Similarly, policymakers weigh the costs and benefits of their decisions on what to spend on medical research, environmental protection, food safety, and a whole host of other health issues. Economists quantify these decisions in many ways. Some use a dollars-and-cents framework. Calculating the costs of an illness in lost wages and medical expenditures and determining people’s willingness to pay to avoid a health condition for themselves or others are examples of this approach.

Another approach, called a quality-adjusted life year, or QALY, combines changes in a person’s expected length of life with the quality of that life. This is used to measure the cost-effectiveness of a certain treatment by determining how much longer patients lived because of a medical intervention and if their quality of life—level of pain or degree of symptoms—improved as well.
                        
Senior Fellow Alan Krupnick evaluates the willingness-to-pay and the QALY approaches —and others—in a new RFF Report, Valuing Health Outcomes: Policy Choices and Technical Issues.

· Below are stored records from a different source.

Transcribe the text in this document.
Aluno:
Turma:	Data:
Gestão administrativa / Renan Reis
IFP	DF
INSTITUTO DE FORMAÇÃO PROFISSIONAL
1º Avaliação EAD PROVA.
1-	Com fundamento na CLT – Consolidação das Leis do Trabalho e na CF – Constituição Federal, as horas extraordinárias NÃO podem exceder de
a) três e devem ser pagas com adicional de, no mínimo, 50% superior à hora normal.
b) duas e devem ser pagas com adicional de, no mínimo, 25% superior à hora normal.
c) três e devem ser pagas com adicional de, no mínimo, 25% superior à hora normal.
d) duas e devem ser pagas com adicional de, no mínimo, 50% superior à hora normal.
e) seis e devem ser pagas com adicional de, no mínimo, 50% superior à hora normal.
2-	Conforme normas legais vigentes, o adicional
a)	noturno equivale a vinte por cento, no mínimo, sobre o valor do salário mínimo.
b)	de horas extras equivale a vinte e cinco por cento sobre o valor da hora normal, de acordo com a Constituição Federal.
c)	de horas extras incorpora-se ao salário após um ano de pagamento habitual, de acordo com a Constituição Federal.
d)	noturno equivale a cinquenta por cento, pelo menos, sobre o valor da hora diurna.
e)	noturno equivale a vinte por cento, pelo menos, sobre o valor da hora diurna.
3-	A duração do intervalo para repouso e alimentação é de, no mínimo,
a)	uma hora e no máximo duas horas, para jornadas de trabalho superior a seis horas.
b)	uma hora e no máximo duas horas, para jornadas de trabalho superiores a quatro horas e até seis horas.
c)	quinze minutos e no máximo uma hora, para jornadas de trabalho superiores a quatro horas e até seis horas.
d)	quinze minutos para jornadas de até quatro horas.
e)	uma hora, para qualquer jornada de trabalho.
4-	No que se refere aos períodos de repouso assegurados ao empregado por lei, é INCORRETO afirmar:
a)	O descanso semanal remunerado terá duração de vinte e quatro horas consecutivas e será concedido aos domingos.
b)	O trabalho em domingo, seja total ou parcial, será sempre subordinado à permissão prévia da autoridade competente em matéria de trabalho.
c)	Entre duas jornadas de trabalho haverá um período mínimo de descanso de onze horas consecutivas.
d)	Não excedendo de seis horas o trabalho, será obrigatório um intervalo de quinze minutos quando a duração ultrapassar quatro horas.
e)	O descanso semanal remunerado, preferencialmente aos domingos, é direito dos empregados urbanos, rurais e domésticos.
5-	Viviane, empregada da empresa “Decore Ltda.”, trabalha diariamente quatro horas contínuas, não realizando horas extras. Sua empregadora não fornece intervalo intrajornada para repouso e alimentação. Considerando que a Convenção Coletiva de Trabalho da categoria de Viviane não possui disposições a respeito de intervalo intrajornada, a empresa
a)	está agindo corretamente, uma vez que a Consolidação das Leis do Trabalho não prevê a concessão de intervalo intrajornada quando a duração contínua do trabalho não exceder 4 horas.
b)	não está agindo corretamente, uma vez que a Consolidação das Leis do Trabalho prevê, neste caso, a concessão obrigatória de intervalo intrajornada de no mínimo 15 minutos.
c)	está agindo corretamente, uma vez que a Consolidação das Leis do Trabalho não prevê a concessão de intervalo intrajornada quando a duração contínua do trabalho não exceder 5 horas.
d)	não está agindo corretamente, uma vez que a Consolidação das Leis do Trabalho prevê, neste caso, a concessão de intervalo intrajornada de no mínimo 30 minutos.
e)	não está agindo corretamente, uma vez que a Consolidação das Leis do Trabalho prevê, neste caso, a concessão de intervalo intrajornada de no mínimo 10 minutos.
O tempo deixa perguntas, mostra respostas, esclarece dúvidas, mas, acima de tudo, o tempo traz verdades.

He provides a detailed examination of what each tool offers and addresses some of the controversies in the field, such as what is meant by the much-misunderstood term “value of a statistical life.” Krupnick raises fundamental questions as well about whose preferences should be considered when formulating health policy—the individual affected, the family, medical professionals, or society at large?

Representatives from a broad spectrum of government agencies—among them the Environmental Protection Agency, USDA, OSHA, and the National Institutes of Health—as well as RFF researchers and other experts met at RFF in 2003 at a conference (Valuing Health Outcomes: An Assessment of Approaches) and a workshop to come to a consensus about the "value" of these valuation methods. Valuing Health Outcomes reflects this collective input as well as RFF scholarship in this field.